Aneka macam “tabib” desa pun ia telah jumpai, dengan hasil yang sama bahwa putranya hanya kurang nafsu makan dan berolahraga.
Ketangguhan Amalia diuji coba pada keadaan ini, dimana dia harus bersabar diri menghadapi orang-orang diluar dugaan. Meskipun demikian, Amalia tetap menghargai mereka dengan mendengarkan saran-saran dan ramuan yang harus diberikan kepada putranya.
Fokus Amalia pada penyembuhan putra semata wayang, menjadikan dirinya harus memantau kantor dari jarak jauh, meskipun ada gadget tetap saja sinyal menjadi dewa penyelamat yang sangat dibutuhkan saat itu.

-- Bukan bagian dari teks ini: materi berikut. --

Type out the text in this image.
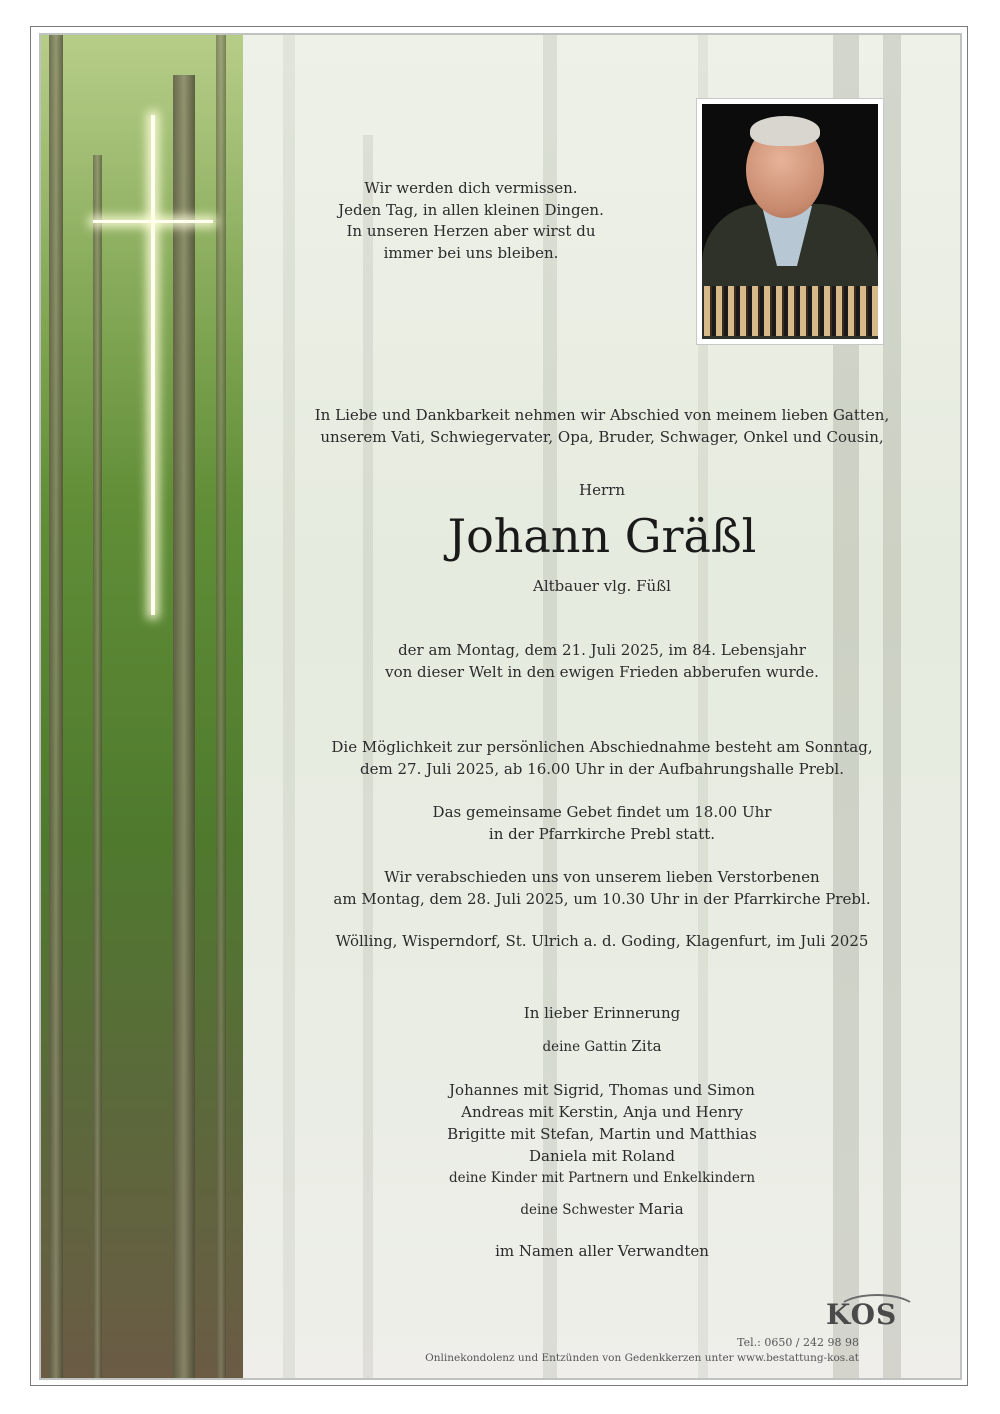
Wir werden dich vermissen.
Jeden Tag, in allen kleinen Dingen.
In unseren Herzen aber wirst du
immer bei uns bleiben.
In Liebe und Dankbarkeit nehmen wir Abschied von meinem lieben Gatten,
unserem Vati, Schwiegervater, Opa, Bruder, Schwager, Onkel und Cousin,
Herrn
Johann Gräßl
Altbauer vlg. Füßl
der am Montag, dem 21. Juli 2025, im 84. Lebensjahr
von dieser Welt in den ewigen Frieden abberufen wurde.
Die Möglichkeit zur persönlichen Abschiednahme besteht am Sonntag,
dem 27. Juli 2025, ab 16.00 Uhr in der Aufbahrungshalle Prebl.
Das gemeinsame Gebet findet um 18.00 Uhr
in der Pfarrkirche Prebl statt.
Wir verabschieden uns von unserem lieben Verstorbenen
am Montag, dem 28. Juli 2025, um 10.30 Uhr in der Pfarrkirche Prebl.
Wölling, Wisperndorf, St. Ulrich a. d. Goding, Klagenfurt, im Juli 2025
In lieber Erinnerung
deine Gattin Zita
Johannes mit Sigrid, Thomas und Simon
Andreas mit Kerstin, Anja und Henry
Brigitte mit Stefan, Martin und Matthias
Daniela mit Roland
deine Kinder mit Partnern und Enkelkindern
deine Schwester Maria
im Namen aller Verwandten
Tel.: 0650 / 242 98 98
Onlinekondolenz und Entzünden von Gedenkkerzen unter www.bestattung-kos.at
KOS
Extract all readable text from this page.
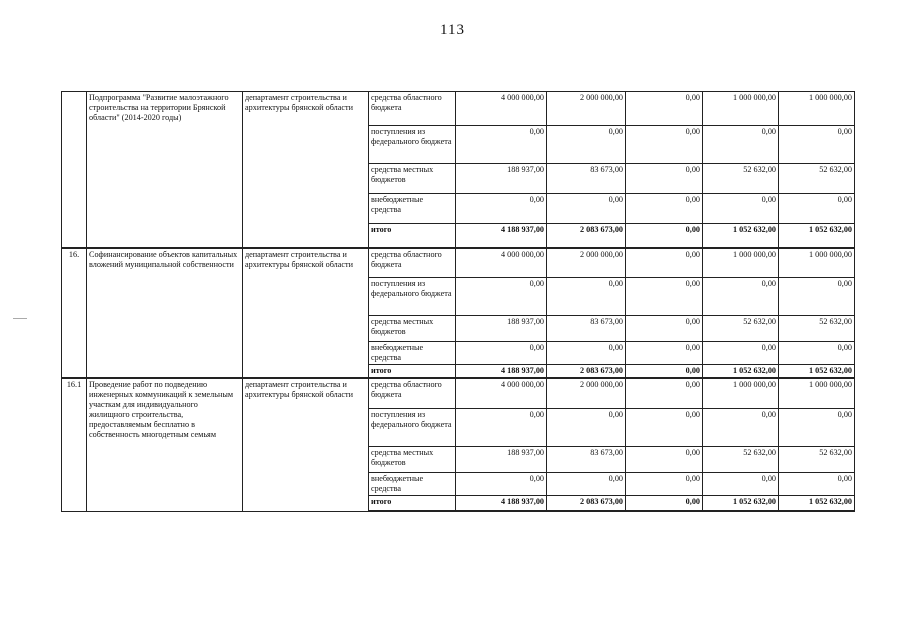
113
	Подпрограмма "Развитие малоэтажного строительства на территории Брянской области" (2014-2020 годы)	департамент строительства и архитектуры брянской области	средства областного бюджета	4 000 000,00	2 000 000,00	0,00	1 000 000,00	1 000 000,00
			поступления из федерального бюджета	0,00	0,00	0,00	0,00	0,00
			средства местных бюджетов	188 937,00	83 673,00	0,00	52 632,00	52 632,00
			внебюджетные средства	0,00	0,00	0,00	0,00	0,00
			итого	4 188 937,00	2 083 673,00	0,00	1 052 632,00	1 052 632,00
16.	Софинансирование объектов капитальных вложений муниципальной собственности	департамент строительства и архитектуры брянской области	средства областного бюджета	4 000 000,00	2 000 000,00	0,00	1 000 000,00	1 000 000,00
			поступления из федерального бюджета	0,00	0,00	0,00	0,00	0,00
			средства местных бюджетов	188 937,00	83 673,00	0,00	52 632,00	52 632,00
			внебюджетные средства	0,00	0,00	0,00	0,00	0,00
			итого	4 188 937,00	2 083 673,00	0,00	1 052 632,00	1 052 632,00
16.1	Проведение работ по подведению инженерных коммуникаций к земельным участкам для индивидуального жилищного строительства, предоставляемым бесплатно в собственность многодетным семьям	департамент строительства и архитектуры брянской области	средства областного бюджета	4 000 000,00	2 000 000,00	0,00	1 000 000,00	1 000 000,00
			поступления из федерального бюджета	0,00	0,00	0,00	0,00	0,00
			средства местных бюджетов	188 937,00	83 673,00	0,00	52 632,00	52 632,00
			внебюджетные средства	0,00	0,00	0,00	0,00	0,00
			итого	4 188 937,00	2 083 673,00	0,00	1 052 632,00	1 052 632,00
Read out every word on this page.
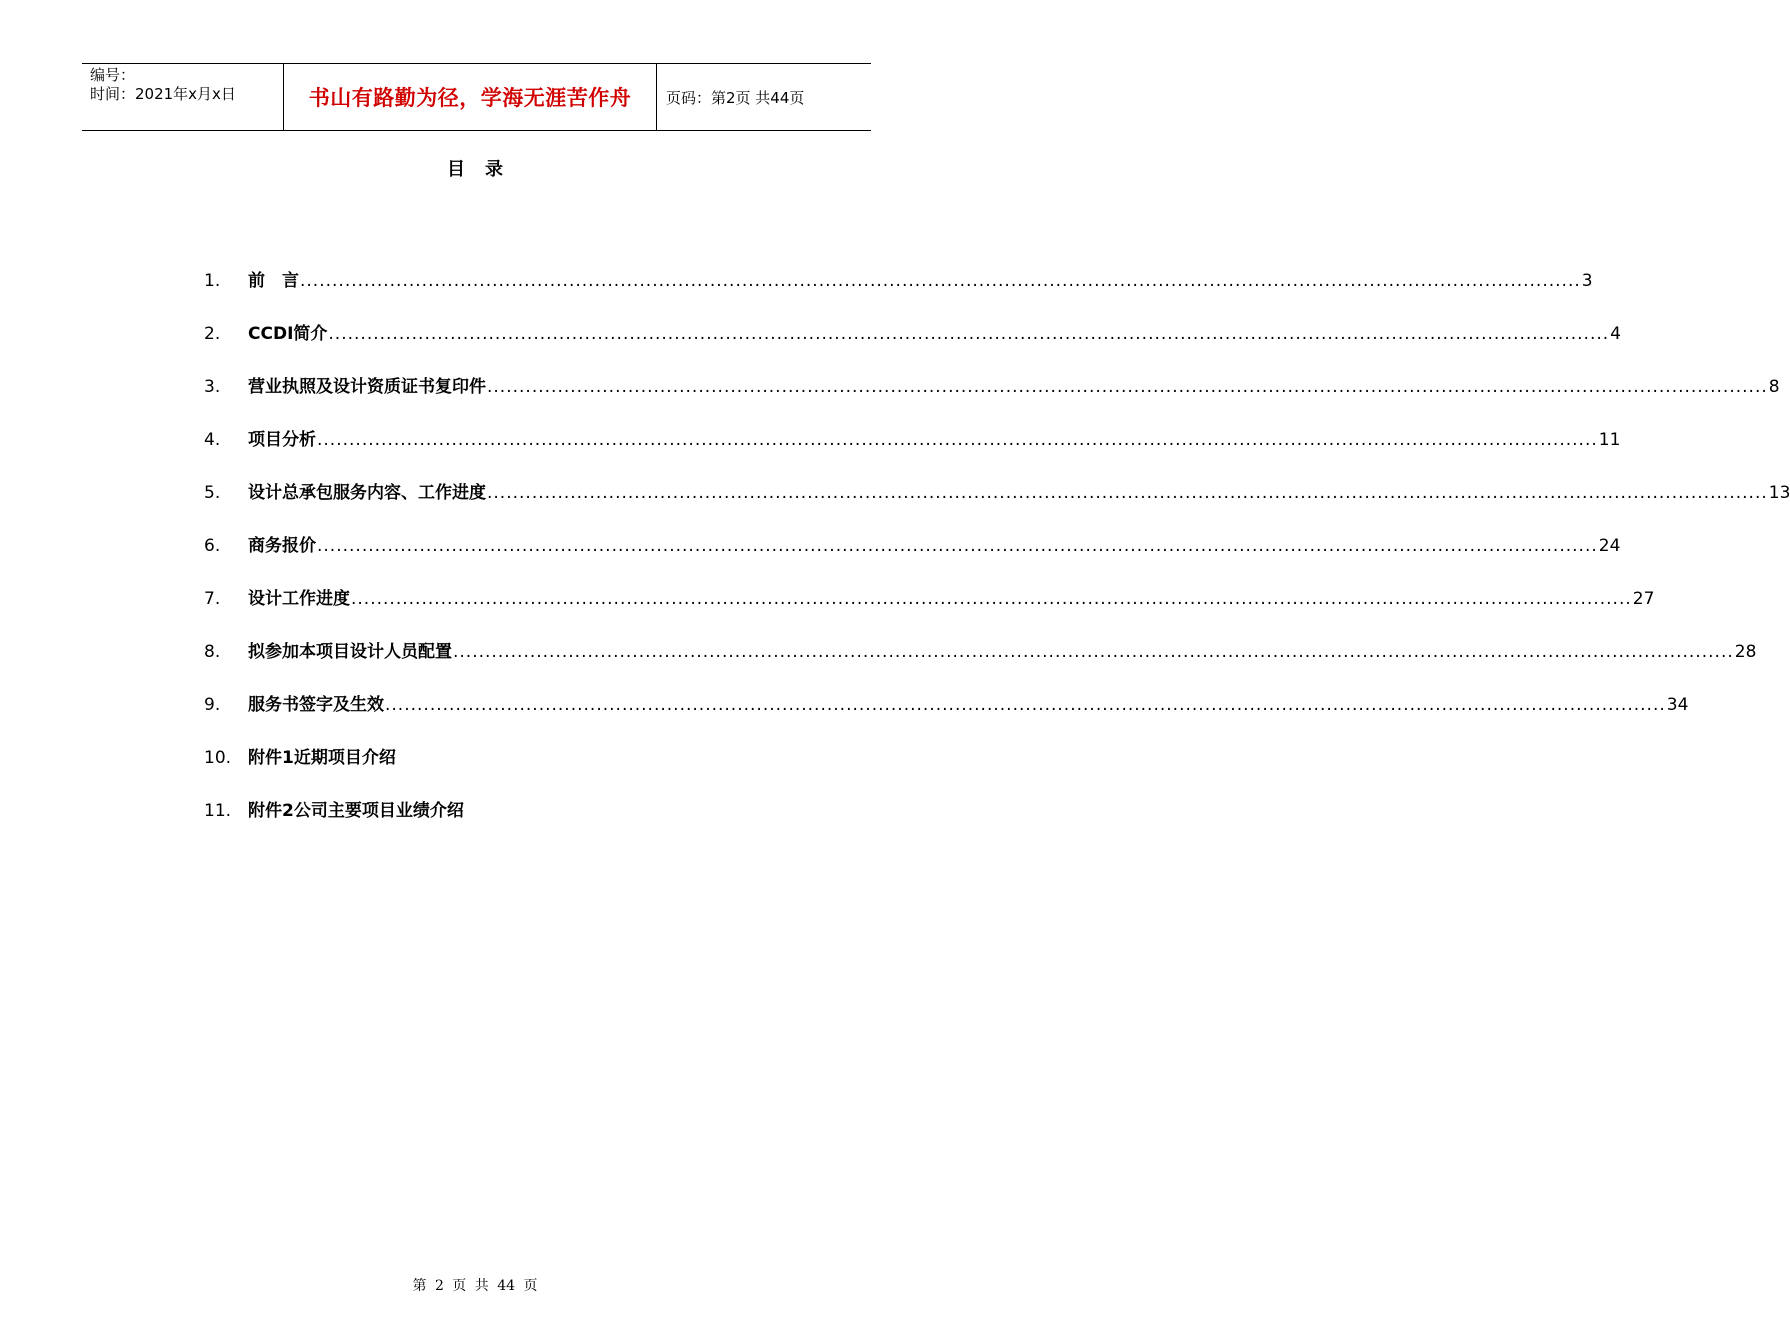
编号：
时间：2021年x月x日	书山有路勤为径，学海无涯苦作舟	页码：第2页 共44页
目录
1.	前　言 ........................................................................................................................................................................................................ 3
2.	CCDI简介 ........................................................................................................................................................................................................ 4
3.	营业执照及设计资质证书复印件 ........................................................................................................................................................................................................ 8
4.	项目分析 ........................................................................................................................................................................................................ 11
5.	设计总承包服务内容、工作进度 ........................................................................................................................................................................................................ 13
6.	商务报价 ........................................................................................................................................................................................................ 24
7.	设计工作进度 ........................................................................................................................................................................................................ 27
8.	拟参加本项目设计人员配置 ........................................................................................................................................................................................................ 28
9.	服务书签字及生效 ........................................................................................................................................................................................................ 34
10. 附件1近期项目介绍
11. 附件2公司主要项目业绩介绍
第 2 页 共 44 页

Amalia tidak menginginkan sesuatu dipegang oleh orang lain, meskipun partner kerja sendiri. Bukan masalah kepercayaan atau yang lain, tapi integritasnya pada suatu pekerjaan memaksa dia harus bisa memutuskan dengan cermat.

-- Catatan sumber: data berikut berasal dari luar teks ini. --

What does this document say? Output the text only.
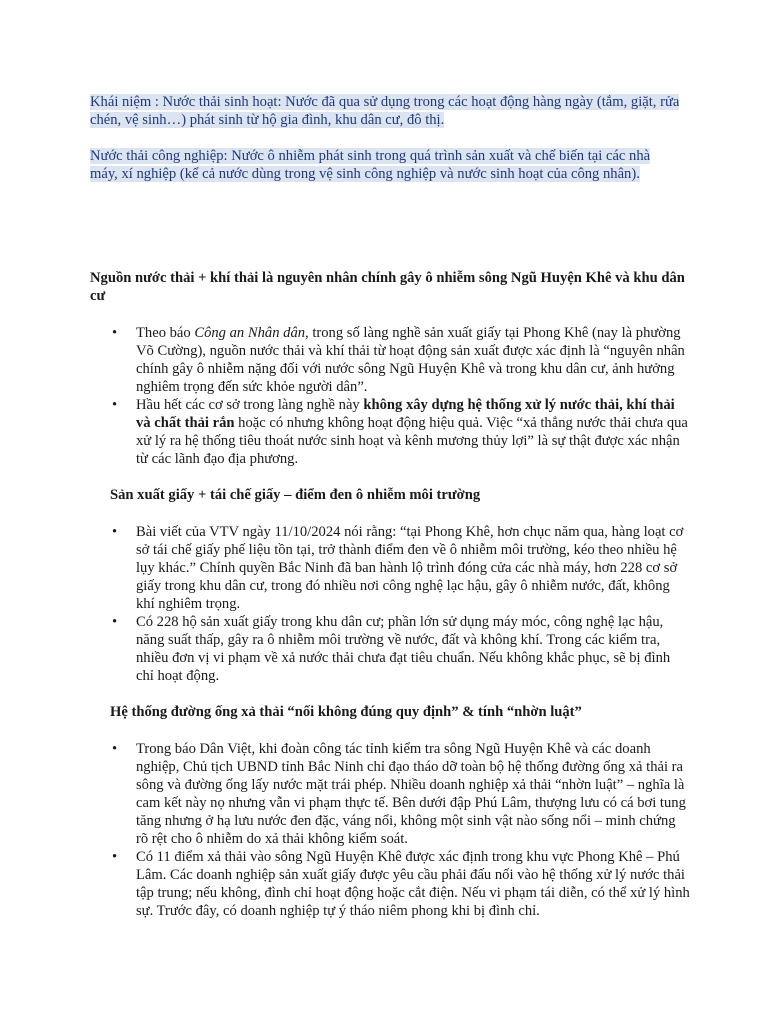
Khái niệm : Nước thải sinh hoạt: Nước đã qua sử dụng trong các hoạt động hàng ngày (tắm, giặt, rửa chén, vệ sinh…) phát sinh từ hộ gia đình, khu dân cư, đô thị.

Nước thải công nghiệp: Nước ô nhiễm phát sinh trong quá trình sản xuất và chế biến tại các nhà máy, xí nghiệp (kể cả nước dùng trong vệ sinh công nghiệp và nước sinh hoạt của công nhân).

Nguồn nước thải + khí thải là nguyên nhân chính gây ô nhiễm sông Ngũ Huyện Khê và khu dân cư

•	Theo báo Công an Nhân dân, trong số làng nghề sản xuất giấy tại Phong Khê (nay là phường Võ Cường), nguồn nước thải và khí thải từ hoạt động sản xuất được xác định là “nguyên nhân chính gây ô nhiễm nặng đối với nước sông Ngũ Huyện Khê và trong khu dân cư, ảnh hưởng nghiêm trọng đến sức khỏe người dân”.
•	Hầu hết các cơ sở trong làng nghề này không xây dựng hệ thống xử lý nước thải, khí thải và chất thải rắn hoặc có nhưng không hoạt động hiệu quả. Việc “xả thẳng nước thải chưa qua xử lý ra hệ thống tiêu thoát nước sinh hoạt và kênh mương thủy lợi” là sự thật được xác nhận từ các lãnh đạo địa phương.

Sản xuất giấy + tái chế giấy – điểm đen ô nhiễm môi trường

•	Bài viết của VTV ngày 11/10/2024 nói rằng: “tại Phong Khê, hơn chục năm qua, hàng loạt cơ sở tái chế giấy phế liệu tồn tại, trở thành điểm đen về ô nhiễm môi trường, kéo theo nhiều hệ lụy khác.” Chính quyền Bắc Ninh đã ban hành lộ trình đóng cửa các nhà máy, hơn 228 cơ sở giấy trong khu dân cư, trong đó nhiều nơi công nghệ lạc hậu, gây ô nhiễm nước, đất, không khí nghiêm trọng.
•	Có 228 hộ sản xuất giấy trong khu dân cư; phần lớn sử dụng máy móc, công nghệ lạc hậu, năng suất thấp, gây ra ô nhiễm môi trường về nước, đất và không khí. Trong các kiểm tra, nhiều đơn vị vi phạm về xả nước thải chưa đạt tiêu chuẩn. Nếu không khắc phục, sẽ bị đình chỉ hoạt động.

Hệ thống đường ống xả thải “nối không đúng quy định” & tính “nhờn luật”

•	Trong báo Dân Việt, khi đoàn công tác tỉnh kiểm tra sông Ngũ Huyện Khê và các doanh nghiệp, Chủ tịch UBND tỉnh Bắc Ninh chỉ đạo tháo dỡ toàn bộ hệ thống đường ống xả thải ra sông và đường ống lấy nước mặt trái phép. Nhiều doanh nghiệp xả thải “nhờn luật” – nghĩa là cam kết này nọ nhưng vẫn vi phạm thực tế. Bên dưới đập Phú Lâm, thượng lưu có cá bơi tung tăng nhưng ở hạ lưu nước đen đặc, váng nổi, không một sinh vật nào sống nổi – minh chứng rõ rệt cho ô nhiễm do xả thải không kiểm soát.
•	Có 11 điểm xả thải vào sông Ngũ Huyện Khê được xác định trong khu vực Phong Khê – Phú Lâm. Các doanh nghiệp sản xuất giấy được yêu cầu phải đấu nối vào hệ thống xử lý nước thải tập trung; nếu không, đình chỉ hoạt động hoặc cắt điện. Nếu vi phạm tái diễn, có thể xử lý hình sự. Trước đây, có doanh nghiệp tự ý tháo niêm phong khi bị đình chỉ.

Selama perjalanan “petualangan” berlangsung, pada sosok Amalia ditampilkan sebagai sosok ibu yang mulai membuka hati untuk lebih bisa memahami dan mengenal putranya sendiri. Hilang sudah sifat keras kepala dan obsesif.
Sampai sebuah kejadian membuat Amalia mengubah cara pandang hidup, terlebih terhadap buah hatinya. Kisahnya adalah saat Amalia berada di sebuah hotel tempat ia menginap.
Sebelum check out ia menanyakan alamat yang akan ia tuju kepada resepsionis hotel. Sayangnya, alamat yang dituju dikabarkan tidak lagi praktek, karena tabib yang dimaksud adalah seorang penipu.
Si resepsionis memberikan alternatif lain, karena si tabib terbilang sakti. Maka Amalia memutuskan untuk mendatangi alamat yang baru saja diberikan.
Perjalanan masih sama seperti sebelumnya, perkampungan yang sepi tapi juga indah karena dikelilingi oleh pepohonan dan area persawahan.
Mobil yang dikendarai Amalia mendadak mogok, terpaksa ia harus turun dan membetulkannya sendiri. Apa mau dikata, usahanya tidak berhasil, hingga sebuah mobil bak terbuka lewat, sang putra membehentikan mobil bak tersebut.
Singkat cerita, Amalia dan putranya menumpang mobil dan duduk di belakang bersama aneka sayur mayor dan beberapa ekor kambing.